Sixth Circuit Discusses Split Re Availability of Laches in Cases Involving Statutes with Limitations Provisions

Per Chirco v. Crosswinds Communities, Inc., 474 F.3d 227 (6th Cir. 2007) [This is a case from earlier this year but I thought it was worth posting about it now for reader's information]:

The Sixth Circuit has carved out a middle ground between the Fourth Circuit's strict prohibition on application of the laches doctrine in cases involving a statute with an explicit limitations provision and the somewhat more expansive application of the doctrine by the Ninth Circuit. . . . [I]n numerous decisions, not involving claims made pursuant to the Copyright Act, we have affirmed the rule that if the “statute of limitation has not elapsed, there is a strong presumption that plaintiff's delay in bringing the suit for monetary relief is reasonable. Only rarely should laches bar a case before the ... statute has run.” . . .

We have not, however, ruled out invocation of the equitable doctrine when an applicable statute otherwise references an explicit limitations period. Although we have sought to restrict such use to the most compelling of cases, we have explicitly recognized that the doctrine of laches can be applied in copyright infringement cases. In Hoste v. Radio Corporation of America, 654 F.2d 11, 12 (6th Cir.1981), for example, even when we reversed a district court ruling that barred recovery for the plaintiff by application of laches within the statute of limitations period, we did not rule that the laches doctrine was always inapplicable in such a situation. Rather, the panel simply noted that “[t]he defendants filed no affidavits in support of their motion for summary judgment. Thus there was no evidence of prejudice to them by reason of the plaintiff's delay in filing this action.” Id. The court therefore remanded the matter for further development of the salient issues. Additionally, in Broadcast Music, Inc. v. Roger Miller Music, Inc., 396 F.3d 762, 783 n. 13 (6th Cir.), cert. denied, --- U.S. ----, 126 S.Ct. 374, 163 L.Ed.2d 162 (2005), we noted, “Although circuits are split as to whether laches is available as a defense under the Copyright Act, laches is available as an affirmative defense in a copyright action in the Sixth Circuit.” (Citations omitted.)

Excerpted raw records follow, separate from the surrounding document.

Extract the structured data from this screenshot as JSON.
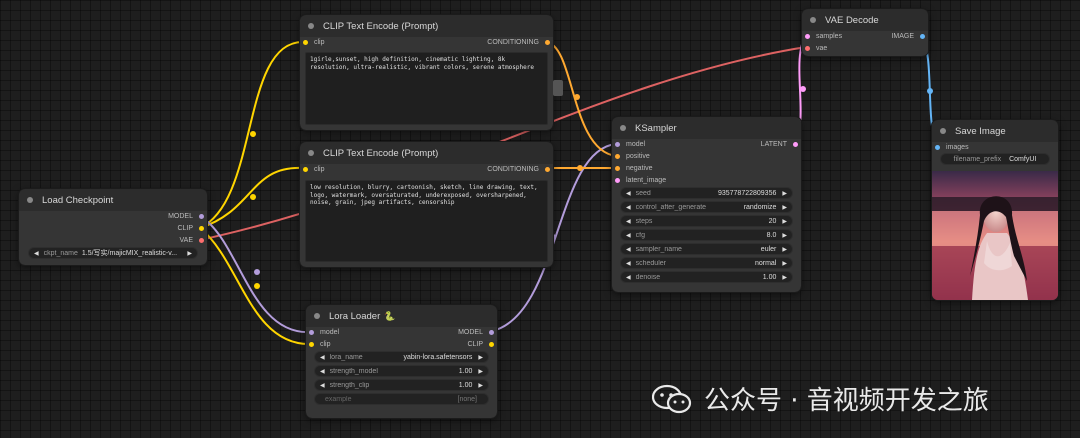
{
  "nodes": {
    "clip_pos": {
      "title": "CLIP Text Encode (Prompt)",
      "input": "clip",
      "output": "CONDITIONING",
      "text": "1girle,sunset, high definition, cinematic lighting, 8k resolution, ultra-realistic, vibrant colors, serene atmosphere"
    },
    "clip_neg": {
      "title": "CLIP Text Encode (Prompt)",
      "input": "clip",
      "output": "CONDITIONING",
      "text": "low resolution, blurry, cartoonish, sketch, line drawing, text, logo, watermark, oversaturated, underexposed, oversharpened, noise, grain, jpeg artifacts, censorship"
    },
    "vae_decode": {
      "title": "VAE Decode",
      "inputs": [
        "samples",
        "vae"
      ],
      "output": "IMAGE"
    },
    "load_checkpoint": {
      "title": "Load Checkpoint",
      "outputs": [
        "MODEL",
        "CLIP",
        "VAE"
      ],
      "ckpt_label": "ckpt_name",
      "ckpt_value": "1.5/写实/majicMIX_realistic-v..."
    },
    "ksampler": {
      "title": "KSampler",
      "inputs": [
        "model",
        "positive",
        "negative",
        "latent_image"
      ],
      "output": "LATENT",
      "widgets": [
        {
          "label": "seed",
          "value": "935778722809356"
        },
        {
          "label": "control_after_generate",
          "value": "randomize"
        },
        {
          "label": "steps",
          "value": "20"
        },
        {
          "label": "cfg",
          "value": "8.0"
        },
        {
          "label": "sampler_name",
          "value": "euler"
        },
        {
          "label": "scheduler",
          "value": "normal"
        },
        {
          "label": "denoise",
          "value": "1.00"
        }
      ]
    },
    "save_image": {
      "title": "Save Image",
      "input": "images",
      "widget": {
        "label": "filename_prefix",
        "value": "ComfyUI"
      }
    },
    "lora_loader": {
      "title": "Lora Loader",
      "inputs": [
        "model",
        "clip"
      ],
      "outputs": [
        "MODEL",
        "CLIP"
      ],
      "widgets": [
        {
          "label": "lora_name",
          "value": "yabin-lora.safetensors"
        },
        {
          "label": "strength_model",
          "value": "1.00"
        },
        {
          "label": "strength_clip",
          "value": "1.00"
        }
      ],
      "example": {
        "label": "example",
        "value": "[none]"
      }
    }
  },
  "watermark": {
    "text": "公众号 · 音视频开发之旅"
  },
  "colors": {
    "clip": "#ffd500",
    "model": "#b39ddb",
    "vae": "#ff6e6e",
    "conditioning": "#ffa931",
    "latent": "#ff9cf9",
    "image": "#64b5f6"
  }
}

The plaintiffs urge us to reject that proposition, arguing that in Broadcast Music, the statement is mere dicta. Perhaps so, but in this instance, it constitutes dicta that is fated to be followed. As has the Seventh Circuit, we conclude that a flat proscription such as that invoked by the Fourth Circuit against the defense of laches in cases involving a federal statutory claim is both unnecessary and unwise. The Seventh Circuit, presented with a claim pursuant to the Employee Retirement Income Security Act (ERISA), 29 U.S.C. §§ 1001-1461, reasoned that “just as various tolling doctrines can be used to lengthen the period for suit specified in a statute of limitations, so laches can be used to contract it.” Teamsters & Employers Welfare Trust of Illinois v. Gorman Bros. Ready Mix, 283 F.3d 877, 881 (7th Cir.2002). Indeed, laches can be argued “regardless of whether the suit is at law or in equity, because, as with many equitable defenses, the defense of laches is equally available in suits at law.” Id. We have little hesitation in adopting the Seventh Circuit's philosophy as the sounder approach.